On the opening day of the Parliamentary Inquiry hearings, HWL Ebsworth special counsel, Derek Sutherland said that government could not legislate to protect people from their own poor conduct when they signed up to be franchisees.

“They’re not taking enough interest at the time when it matters, to really get some advice and make an informed decision,” he said.

NRA CEO, Dominique Lamb

Sutherland told the Inquiry that while franchise agreements clearly state that small business owners should get financial and legal advice before entering an agreement, in practice, many didn’t, because they didn’t want to spend the money.

According to Lamb, franchisees can also suffer simply from poor business management franchisors and while the intent may be honorable, poor business practices such as over-borrowing, over-spending, expanding too quickly, clumsy internal system and inconsistent agreements between the franchisees network or inadequate back end support can lead to problems for everyone.
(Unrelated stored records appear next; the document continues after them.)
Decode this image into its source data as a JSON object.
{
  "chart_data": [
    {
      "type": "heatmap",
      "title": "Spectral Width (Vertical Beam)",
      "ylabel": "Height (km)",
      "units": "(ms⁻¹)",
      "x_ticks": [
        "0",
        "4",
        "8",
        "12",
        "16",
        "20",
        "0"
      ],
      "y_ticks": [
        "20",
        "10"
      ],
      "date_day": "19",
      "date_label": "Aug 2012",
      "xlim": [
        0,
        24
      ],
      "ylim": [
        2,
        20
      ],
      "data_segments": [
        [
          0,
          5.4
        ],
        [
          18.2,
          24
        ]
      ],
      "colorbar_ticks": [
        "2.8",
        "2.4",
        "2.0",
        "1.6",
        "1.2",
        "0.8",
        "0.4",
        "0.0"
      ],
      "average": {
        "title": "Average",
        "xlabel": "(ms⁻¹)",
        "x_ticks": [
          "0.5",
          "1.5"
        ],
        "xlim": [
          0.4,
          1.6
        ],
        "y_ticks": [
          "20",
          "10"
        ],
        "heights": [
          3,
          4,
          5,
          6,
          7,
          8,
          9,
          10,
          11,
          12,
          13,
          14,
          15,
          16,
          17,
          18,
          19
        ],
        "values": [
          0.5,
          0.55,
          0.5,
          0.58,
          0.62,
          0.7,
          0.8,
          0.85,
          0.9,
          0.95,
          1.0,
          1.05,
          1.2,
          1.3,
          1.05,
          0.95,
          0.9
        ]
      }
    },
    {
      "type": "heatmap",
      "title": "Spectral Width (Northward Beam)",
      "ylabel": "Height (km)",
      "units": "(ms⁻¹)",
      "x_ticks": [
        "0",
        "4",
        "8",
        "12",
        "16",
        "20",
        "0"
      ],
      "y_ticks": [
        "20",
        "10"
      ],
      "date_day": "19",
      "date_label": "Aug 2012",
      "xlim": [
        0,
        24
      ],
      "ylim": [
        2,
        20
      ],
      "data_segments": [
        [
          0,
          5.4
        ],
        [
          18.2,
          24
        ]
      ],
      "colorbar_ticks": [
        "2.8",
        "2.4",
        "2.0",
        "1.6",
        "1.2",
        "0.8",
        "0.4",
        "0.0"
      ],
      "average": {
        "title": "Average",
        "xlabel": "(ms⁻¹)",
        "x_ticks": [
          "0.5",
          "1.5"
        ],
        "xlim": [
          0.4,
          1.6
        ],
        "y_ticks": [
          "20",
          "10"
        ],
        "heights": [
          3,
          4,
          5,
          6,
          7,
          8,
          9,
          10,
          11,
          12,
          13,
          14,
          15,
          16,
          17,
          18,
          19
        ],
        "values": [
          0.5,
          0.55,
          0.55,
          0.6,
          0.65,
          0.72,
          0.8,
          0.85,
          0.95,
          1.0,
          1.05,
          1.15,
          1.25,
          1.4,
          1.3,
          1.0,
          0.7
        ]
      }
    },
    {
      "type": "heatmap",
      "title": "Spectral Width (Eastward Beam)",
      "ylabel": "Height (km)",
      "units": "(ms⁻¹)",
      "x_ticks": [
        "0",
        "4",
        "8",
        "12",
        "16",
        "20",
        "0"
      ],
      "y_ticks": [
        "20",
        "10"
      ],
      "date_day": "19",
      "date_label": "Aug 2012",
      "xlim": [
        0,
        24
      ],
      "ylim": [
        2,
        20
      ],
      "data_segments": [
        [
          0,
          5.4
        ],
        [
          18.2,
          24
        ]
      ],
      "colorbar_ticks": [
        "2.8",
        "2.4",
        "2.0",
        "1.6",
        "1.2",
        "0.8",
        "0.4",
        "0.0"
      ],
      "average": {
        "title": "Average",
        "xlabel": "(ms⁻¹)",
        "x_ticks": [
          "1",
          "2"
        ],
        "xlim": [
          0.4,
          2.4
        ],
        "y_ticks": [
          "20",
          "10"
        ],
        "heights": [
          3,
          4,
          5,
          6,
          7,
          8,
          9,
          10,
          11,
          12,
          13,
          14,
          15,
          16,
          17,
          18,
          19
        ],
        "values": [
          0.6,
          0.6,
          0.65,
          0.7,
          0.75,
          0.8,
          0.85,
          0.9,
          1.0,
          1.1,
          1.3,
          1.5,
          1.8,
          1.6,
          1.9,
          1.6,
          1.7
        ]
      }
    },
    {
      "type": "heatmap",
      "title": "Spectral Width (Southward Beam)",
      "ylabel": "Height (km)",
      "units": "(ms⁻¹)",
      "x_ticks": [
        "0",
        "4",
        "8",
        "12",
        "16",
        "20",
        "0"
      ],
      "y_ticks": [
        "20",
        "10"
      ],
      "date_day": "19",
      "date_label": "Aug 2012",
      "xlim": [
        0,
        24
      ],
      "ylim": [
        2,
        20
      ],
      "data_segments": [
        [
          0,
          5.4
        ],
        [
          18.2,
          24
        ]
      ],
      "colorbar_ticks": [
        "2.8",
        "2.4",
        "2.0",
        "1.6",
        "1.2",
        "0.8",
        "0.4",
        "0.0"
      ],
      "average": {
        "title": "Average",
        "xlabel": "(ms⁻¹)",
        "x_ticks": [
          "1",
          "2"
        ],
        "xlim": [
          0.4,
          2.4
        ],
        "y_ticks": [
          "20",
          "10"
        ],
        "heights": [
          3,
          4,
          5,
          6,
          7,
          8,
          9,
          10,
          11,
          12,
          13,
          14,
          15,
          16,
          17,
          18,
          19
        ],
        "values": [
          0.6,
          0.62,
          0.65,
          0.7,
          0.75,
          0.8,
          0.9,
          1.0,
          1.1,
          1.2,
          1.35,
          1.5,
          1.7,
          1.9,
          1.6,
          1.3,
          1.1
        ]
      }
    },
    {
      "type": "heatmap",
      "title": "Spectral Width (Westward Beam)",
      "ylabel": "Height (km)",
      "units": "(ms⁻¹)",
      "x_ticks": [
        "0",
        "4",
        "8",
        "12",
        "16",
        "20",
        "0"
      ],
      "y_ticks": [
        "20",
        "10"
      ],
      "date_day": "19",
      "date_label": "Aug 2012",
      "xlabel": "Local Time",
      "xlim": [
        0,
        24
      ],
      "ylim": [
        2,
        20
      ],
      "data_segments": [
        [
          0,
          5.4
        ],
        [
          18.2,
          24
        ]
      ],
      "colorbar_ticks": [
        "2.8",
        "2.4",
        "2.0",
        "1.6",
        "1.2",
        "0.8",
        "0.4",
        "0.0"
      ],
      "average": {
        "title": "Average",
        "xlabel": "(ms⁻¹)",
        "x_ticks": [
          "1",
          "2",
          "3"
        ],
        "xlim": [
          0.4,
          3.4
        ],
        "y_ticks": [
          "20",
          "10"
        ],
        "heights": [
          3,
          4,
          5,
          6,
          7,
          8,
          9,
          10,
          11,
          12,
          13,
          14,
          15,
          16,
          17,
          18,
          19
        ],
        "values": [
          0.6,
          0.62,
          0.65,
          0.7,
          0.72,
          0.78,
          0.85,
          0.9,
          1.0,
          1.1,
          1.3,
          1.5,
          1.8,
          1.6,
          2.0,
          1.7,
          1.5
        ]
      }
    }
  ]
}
“But what happens when there is an unscrupulous franchisee who thinks that Australia’s Industrial Relations framework does not apply to them, and the first a franchisor hears about it is via the media? When franchisees are exposed for systematically and intentionally exploiting workers, it’s inevitable the franchisor’s reputation ends up suffering,” she said.

It can also infect the entire store network as consumers protest with their feet. They can and will boycott an entire chain based on the misdeeds of a few, and this is a significant risk for everyone involved.

“It’s just as important for franchisors to do their own due diligence on who they welcome into their store network.”

What has emerged over recent times is that despite the scandals, the franchise system is still working incredibly well for a great many people, and has done for half a century, however when things go wrong, it’s usually through business mismanagement. And that can be on both sides of the fence.